Arithmetic and logic operations

History

  • (2024-06-12, 0.12.28) Nasty bytegram decoder bug fixed for Unicode boundary cases.
  • (2024-04-28, 0.12.0) JAX support for Apple Silicon via jax-metal added (experimental).
  • (2024-03-25, 0.11.0) Tensorflow support completely removed, maintenance is simply too much effort due to continous API changes.
  • (2024-02-21, 0.10.4) More tests with bytegrams.
  • (2023-11-14, 0.9.3) Fix/hack for reloading of checkpoints for compiled models (torch puts weights in some sub-object: _orig_mod)
  • (2023-11-13, 0.9.0) Breaking API change to Folder_Dataset, load_index() can be called multiple times additively.
  • (2023-04-2, 0.8.168) Two transformer variants: a transformer with 'yoke', MultiHeadSelfAttentionWithCompression (a layer that compresses information, forcing abstraction), and version with state: MultiHeadSelfAttentionWithCompressionState, a state is combined with the yoke-layer, allowing the most 'abstract' information of the transformer to be maintained in a recurrent manner. See torch-transformer-poet for examples.
  • (2023-04-01, 0.8.90) API changes: WIP!
  • (2023-03-31, 0.8.0) Put compression/state experiments in separate model.
  • (2023-03-30, 0.7.0) Cleanup of bottleneck mechanism to force abstraction. Dropout behave again normal (hacks removed).

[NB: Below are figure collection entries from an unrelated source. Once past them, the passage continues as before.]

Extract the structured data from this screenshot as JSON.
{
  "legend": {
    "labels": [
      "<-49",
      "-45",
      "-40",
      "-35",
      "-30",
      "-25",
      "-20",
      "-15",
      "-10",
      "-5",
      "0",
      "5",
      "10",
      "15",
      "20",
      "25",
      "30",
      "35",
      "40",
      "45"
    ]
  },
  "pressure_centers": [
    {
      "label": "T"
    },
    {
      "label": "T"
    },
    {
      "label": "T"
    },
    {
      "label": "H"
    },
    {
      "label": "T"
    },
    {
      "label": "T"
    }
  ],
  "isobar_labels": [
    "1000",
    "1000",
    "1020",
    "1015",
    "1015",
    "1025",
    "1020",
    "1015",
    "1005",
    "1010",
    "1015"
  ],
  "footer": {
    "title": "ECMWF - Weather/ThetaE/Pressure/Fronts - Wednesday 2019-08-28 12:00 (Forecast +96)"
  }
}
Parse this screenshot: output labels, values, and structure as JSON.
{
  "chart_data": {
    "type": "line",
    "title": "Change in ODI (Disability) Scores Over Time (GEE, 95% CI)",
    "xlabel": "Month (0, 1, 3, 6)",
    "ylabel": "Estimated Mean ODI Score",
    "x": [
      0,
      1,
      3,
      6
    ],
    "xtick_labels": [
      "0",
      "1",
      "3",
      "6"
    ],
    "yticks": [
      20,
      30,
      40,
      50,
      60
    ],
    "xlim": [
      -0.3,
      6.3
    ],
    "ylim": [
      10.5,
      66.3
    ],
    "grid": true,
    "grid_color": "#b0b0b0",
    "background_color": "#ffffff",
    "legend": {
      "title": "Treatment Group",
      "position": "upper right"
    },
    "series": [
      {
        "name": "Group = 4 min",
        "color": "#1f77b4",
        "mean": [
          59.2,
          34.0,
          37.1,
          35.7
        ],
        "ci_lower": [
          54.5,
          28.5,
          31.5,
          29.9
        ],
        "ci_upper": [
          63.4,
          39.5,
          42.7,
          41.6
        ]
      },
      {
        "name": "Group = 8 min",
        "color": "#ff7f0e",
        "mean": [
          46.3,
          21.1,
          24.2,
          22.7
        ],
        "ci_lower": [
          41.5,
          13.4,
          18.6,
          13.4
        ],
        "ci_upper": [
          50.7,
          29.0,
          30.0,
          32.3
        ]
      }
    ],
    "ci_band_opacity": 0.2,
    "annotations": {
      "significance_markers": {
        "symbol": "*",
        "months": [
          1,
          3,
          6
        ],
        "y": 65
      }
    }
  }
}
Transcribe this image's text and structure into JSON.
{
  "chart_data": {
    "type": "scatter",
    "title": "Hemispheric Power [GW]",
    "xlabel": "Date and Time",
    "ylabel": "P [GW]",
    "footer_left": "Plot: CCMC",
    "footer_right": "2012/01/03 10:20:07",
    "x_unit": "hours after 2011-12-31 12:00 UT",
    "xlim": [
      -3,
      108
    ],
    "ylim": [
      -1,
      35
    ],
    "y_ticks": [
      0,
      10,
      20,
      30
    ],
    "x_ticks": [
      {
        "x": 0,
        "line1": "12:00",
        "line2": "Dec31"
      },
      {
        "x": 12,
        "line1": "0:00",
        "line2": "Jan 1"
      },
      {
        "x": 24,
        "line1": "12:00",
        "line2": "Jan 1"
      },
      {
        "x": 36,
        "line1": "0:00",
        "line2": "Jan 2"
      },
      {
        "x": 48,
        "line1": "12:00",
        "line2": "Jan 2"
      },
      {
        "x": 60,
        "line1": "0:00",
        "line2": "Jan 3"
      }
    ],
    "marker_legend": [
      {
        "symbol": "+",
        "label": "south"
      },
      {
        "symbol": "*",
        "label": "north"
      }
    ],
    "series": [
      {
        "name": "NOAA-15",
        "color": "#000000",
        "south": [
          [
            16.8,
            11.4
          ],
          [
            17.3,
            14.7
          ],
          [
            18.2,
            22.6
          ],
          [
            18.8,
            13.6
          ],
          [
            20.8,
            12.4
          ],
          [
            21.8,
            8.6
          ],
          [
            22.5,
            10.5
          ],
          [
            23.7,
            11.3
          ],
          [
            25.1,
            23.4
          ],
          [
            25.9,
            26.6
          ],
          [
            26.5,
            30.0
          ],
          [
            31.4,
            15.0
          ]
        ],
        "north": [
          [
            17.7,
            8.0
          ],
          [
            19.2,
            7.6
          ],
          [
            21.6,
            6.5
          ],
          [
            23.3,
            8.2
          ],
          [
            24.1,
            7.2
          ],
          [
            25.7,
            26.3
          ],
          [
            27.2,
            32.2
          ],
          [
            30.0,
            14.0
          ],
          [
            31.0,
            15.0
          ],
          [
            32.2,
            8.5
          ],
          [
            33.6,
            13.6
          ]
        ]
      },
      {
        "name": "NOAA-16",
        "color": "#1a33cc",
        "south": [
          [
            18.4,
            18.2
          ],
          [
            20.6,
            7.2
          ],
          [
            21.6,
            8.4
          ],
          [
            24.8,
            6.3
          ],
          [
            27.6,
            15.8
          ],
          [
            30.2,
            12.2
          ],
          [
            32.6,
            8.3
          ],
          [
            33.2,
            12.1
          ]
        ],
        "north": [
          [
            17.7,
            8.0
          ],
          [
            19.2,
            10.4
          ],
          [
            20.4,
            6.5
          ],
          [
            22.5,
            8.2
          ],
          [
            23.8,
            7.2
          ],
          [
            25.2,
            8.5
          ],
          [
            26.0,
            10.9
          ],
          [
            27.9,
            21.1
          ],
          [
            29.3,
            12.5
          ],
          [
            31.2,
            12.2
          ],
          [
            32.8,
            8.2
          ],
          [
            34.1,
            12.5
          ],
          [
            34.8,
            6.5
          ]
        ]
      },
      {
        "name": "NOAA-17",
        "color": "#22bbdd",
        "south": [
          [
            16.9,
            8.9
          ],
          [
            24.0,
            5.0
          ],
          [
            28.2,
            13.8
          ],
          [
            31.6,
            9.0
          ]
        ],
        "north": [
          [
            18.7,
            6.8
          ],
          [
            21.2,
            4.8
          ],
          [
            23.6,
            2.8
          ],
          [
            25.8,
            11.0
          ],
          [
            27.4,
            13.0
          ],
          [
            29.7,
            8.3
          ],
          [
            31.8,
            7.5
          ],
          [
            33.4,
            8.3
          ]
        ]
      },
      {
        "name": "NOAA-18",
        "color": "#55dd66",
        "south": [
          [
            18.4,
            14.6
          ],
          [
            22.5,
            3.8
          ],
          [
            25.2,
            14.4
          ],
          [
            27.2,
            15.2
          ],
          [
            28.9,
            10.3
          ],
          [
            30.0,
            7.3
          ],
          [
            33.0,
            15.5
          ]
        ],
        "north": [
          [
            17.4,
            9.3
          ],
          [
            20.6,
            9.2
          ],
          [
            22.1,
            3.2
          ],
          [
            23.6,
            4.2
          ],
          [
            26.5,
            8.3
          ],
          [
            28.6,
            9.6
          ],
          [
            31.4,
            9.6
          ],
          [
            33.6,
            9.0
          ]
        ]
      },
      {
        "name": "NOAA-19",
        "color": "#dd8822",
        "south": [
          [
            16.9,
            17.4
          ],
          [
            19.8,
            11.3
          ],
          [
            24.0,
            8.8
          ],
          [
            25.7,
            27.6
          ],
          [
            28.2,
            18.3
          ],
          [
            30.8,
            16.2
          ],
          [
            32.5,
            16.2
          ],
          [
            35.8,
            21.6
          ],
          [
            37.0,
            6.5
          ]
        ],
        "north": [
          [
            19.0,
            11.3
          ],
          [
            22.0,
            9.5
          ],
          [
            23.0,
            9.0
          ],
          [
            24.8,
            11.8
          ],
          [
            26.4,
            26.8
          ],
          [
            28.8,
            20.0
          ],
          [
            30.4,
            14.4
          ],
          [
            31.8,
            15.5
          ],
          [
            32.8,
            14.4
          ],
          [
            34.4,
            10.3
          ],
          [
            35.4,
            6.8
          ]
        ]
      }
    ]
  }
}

  • (2023-03-28, 0.6.0) Add dropout>1.0 paramater to MultiHeadSelfAttention (torch): replaces 'normal' dropout with a linear compression by 4.0/dropout. The linear layers no longer map n -> 4n -> n, but n -> 4n/dropout -> n. This reduces the amount of information, the net can propagate, forcing compression. Sigma_compression uses different compressions rates: max in the middle layers, and non at start end end layers, linearly interpolating between them.
  • (2023-02-01, 0.5.6) load_checkpoint(), optionally only load params. Incompatible API-change for load- and save_checkpoint() methods!
  • (2023-01-31, 0.5.4) Add top_k parameter to generator. Apple MPS users beware, MPS currently limits top_k to max 16.
  • (2023-01-30, 0.5.3) Add use_aliases parameter to Folder- and Calibre datasets.
  • (2023-01-27, 0.5.2) Add alias field to local datasets to protect privacy of local document names.
  • (2023-01-27, 0.5.0) Acquire training data from Calibre library (Calibre_Dataset), the documents must be in text format in Calibre, or get training data from a folder containing text files (Folder_Dataset). Text_Dataset can now contain texts from Gutenberg, Calibre or a folder of text files.
  • (2023-01-26, 0.4.4) Add save/load tokenizer to Text_Dataset to enable reusing tokenizer data.
  • (2023-01-22, 0.4.3) Add temperature parameter to generator.
  • (2023-01-21, 0.4.2) Start of port of pytorch transformers from Andrej Karpathy's nanoGPT as implemented in ng-video-lecture. Additional tests with Apple Silicon MPS and pytorch 2.0 nightly.
  • (2022-12-13, 0.4.0) The great cleanup: neither recurrence nor gated memory improved the transformer architecture, so they are removed again.
  • (2022-12-11, 0.3.17) Testversion for slightly handwavy recurrent attention
  • (2022-06-19, 0.3.1) get_random_item(index) that works with all tokenization strategies, get_unique_token_count() added.
  • (2022-06-19, 0.3.0) Breaking change in Text_Dataset get_item() behavior, old API didn't fit with tokenization.
  • (2022-06-19, 0.2.0) Language agnostic dynamic ngram tokenizer.
  • (2022-06-07, 0.1.5) Support for pytorch nightly 1.13dev MPS, Apple Metal acceleration on Apple Silicon.
  • (2022-03-27, 0.1.4) Bugfixes to Gutenberg search and load_book and get_book.
  • (2022-03-15, 0.1.2) env_tools.init() no longer uses tf.compat.v1.disable_eager_executition() since there are rumors about old code-paths being used. Use tf.function() instead, or call with env_tools.init(..., old_disable_eager=True) which continues to use the old v1 API.
  • (2022-03-12, 0.1.0) First version for external use.
  • (2021-12-26, 0.0.x) First pre-alpha versions published for testing purposes, not ready for use.